In every way religious people believe, I think that those forces are the closest entities to gods in the cosmos.

I can have a concept of these "gods" whereas the humanoid gods JHWY, Jesus Christ, and the Holy Ghost seemed childish, and off for a mature adult to accept.

Can I claim to be a Theist or Deist now and not get my passport to the US blocked? I believe in gods but think they are natural, not divine and not personal like animals. It makes no sense for me that some super-animal created the Universe. JHWY and Christ are defined as I would define animals.

Amhairghine
 

Nepenthe

Tu Stultus Es
In every way religious people believe, I think that those forces are the closest entities to gods in the cosmos.
But they're only metaphorical deities in your description.
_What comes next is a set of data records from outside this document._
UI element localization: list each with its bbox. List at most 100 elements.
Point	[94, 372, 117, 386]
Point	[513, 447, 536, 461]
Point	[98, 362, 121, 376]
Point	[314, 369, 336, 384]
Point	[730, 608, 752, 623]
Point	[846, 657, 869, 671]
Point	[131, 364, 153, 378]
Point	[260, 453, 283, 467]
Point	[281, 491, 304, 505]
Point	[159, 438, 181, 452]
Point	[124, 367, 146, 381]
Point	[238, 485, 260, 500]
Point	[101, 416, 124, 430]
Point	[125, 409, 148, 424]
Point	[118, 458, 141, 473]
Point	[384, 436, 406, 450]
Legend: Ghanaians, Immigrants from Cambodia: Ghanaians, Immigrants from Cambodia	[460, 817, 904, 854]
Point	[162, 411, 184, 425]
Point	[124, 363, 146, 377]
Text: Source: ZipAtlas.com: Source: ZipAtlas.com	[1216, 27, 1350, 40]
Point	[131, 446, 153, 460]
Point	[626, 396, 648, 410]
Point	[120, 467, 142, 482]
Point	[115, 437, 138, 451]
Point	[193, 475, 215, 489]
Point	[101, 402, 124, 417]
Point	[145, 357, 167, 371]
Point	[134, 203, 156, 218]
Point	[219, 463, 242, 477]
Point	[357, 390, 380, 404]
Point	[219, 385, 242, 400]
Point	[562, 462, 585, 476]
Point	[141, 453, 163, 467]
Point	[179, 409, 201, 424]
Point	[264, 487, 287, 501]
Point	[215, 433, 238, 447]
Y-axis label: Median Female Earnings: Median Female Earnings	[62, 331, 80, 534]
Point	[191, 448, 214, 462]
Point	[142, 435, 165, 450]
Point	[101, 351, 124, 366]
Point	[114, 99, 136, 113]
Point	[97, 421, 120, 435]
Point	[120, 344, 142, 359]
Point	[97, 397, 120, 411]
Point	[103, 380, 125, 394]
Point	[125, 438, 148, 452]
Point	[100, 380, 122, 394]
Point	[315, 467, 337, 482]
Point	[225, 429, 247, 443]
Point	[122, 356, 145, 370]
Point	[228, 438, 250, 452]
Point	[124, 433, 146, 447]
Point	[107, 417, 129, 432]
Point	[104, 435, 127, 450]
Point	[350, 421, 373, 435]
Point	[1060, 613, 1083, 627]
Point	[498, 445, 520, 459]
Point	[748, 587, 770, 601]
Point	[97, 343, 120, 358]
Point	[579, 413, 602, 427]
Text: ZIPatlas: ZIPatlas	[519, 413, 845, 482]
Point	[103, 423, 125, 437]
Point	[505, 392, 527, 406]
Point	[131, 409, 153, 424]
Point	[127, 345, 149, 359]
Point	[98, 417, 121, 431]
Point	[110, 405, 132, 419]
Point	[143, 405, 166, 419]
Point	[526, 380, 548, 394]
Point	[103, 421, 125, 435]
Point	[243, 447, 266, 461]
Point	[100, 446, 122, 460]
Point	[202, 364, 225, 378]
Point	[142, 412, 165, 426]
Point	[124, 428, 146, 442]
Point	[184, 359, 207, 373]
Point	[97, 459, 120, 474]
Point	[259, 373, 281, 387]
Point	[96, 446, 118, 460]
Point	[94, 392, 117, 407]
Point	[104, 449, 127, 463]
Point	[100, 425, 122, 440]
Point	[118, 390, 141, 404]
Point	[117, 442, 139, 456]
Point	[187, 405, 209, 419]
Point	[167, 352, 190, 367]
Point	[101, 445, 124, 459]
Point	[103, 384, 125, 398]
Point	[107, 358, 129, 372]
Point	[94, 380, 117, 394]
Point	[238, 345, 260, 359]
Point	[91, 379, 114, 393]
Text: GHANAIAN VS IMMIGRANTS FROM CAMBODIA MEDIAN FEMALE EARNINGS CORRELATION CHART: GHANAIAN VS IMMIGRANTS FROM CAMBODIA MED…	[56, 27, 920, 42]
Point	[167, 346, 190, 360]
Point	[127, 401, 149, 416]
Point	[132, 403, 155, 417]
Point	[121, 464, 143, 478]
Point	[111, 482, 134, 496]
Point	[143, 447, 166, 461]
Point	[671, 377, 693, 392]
There's no intent or will on the part of physics. So no, not deism.
But this was nore interesting to me:
Can I claim to be a Theist or Deist now and not get my passport to the US blocked?
Amhairghine
What passport, U.S. or otherwise lists religious affiliation? I'm a U.S. and EU citizen and I have nothin' of the sort on mine. Nobody would be denied entry to the U.S. based on their being an atheist.
Or maybe it was a joke...?:sarcastic
 
Just kidding about the passport. I have traveled to the USA 4 times without problem or being required to face the religious police. I said that out of concern that America is drifting toward eventual Christian theocracy.

Ignore the poll. I screwed it up with the last two choices being essentially alike. I did not even vote.

Amhairghine
 

Sophia

New Member
The best description of Deity I've found is that of the En Soph (Ein Soph). The Kybalion is my preferred explanation of the workings of the "cosmos". "The Universe is Mental". The prime cause, or prime mover of the "Big Bang" or whatever - would have (imo) designed all to function in cycles with no need to "tinker" with it. This "Energy-ALL" would be found within all, and therein we ARE "gods" with the ability to be "cause", and to resist the expected "effect" as agents of free-will.
 

Splarnst

Active Member
You didn't ask whether you're a panendeist; you asked whether you were a deist. Deists typically believe in a creator deity outside of the universe.
 

Sophia

New Member
Perhaps you're right in the word, "typical". The term, "panendeist" is a form of Deist - there are not a lot of rules in what a Deist MUST believe to wear that label. If one thinks of this creator deity as "intelligent energy" - then one could think this energy was spread (as maybe in the nature of "big bang") to be a part of everything in existence. In panendeism the concept of "we are all gods" is easily incorporated.

As there are innumerable types of beliefs among theists - the same holds true among deists. Basically, I think a deist will think that the prime mover or initial creative force does not somehow coalesce to become involved in the lives of humans.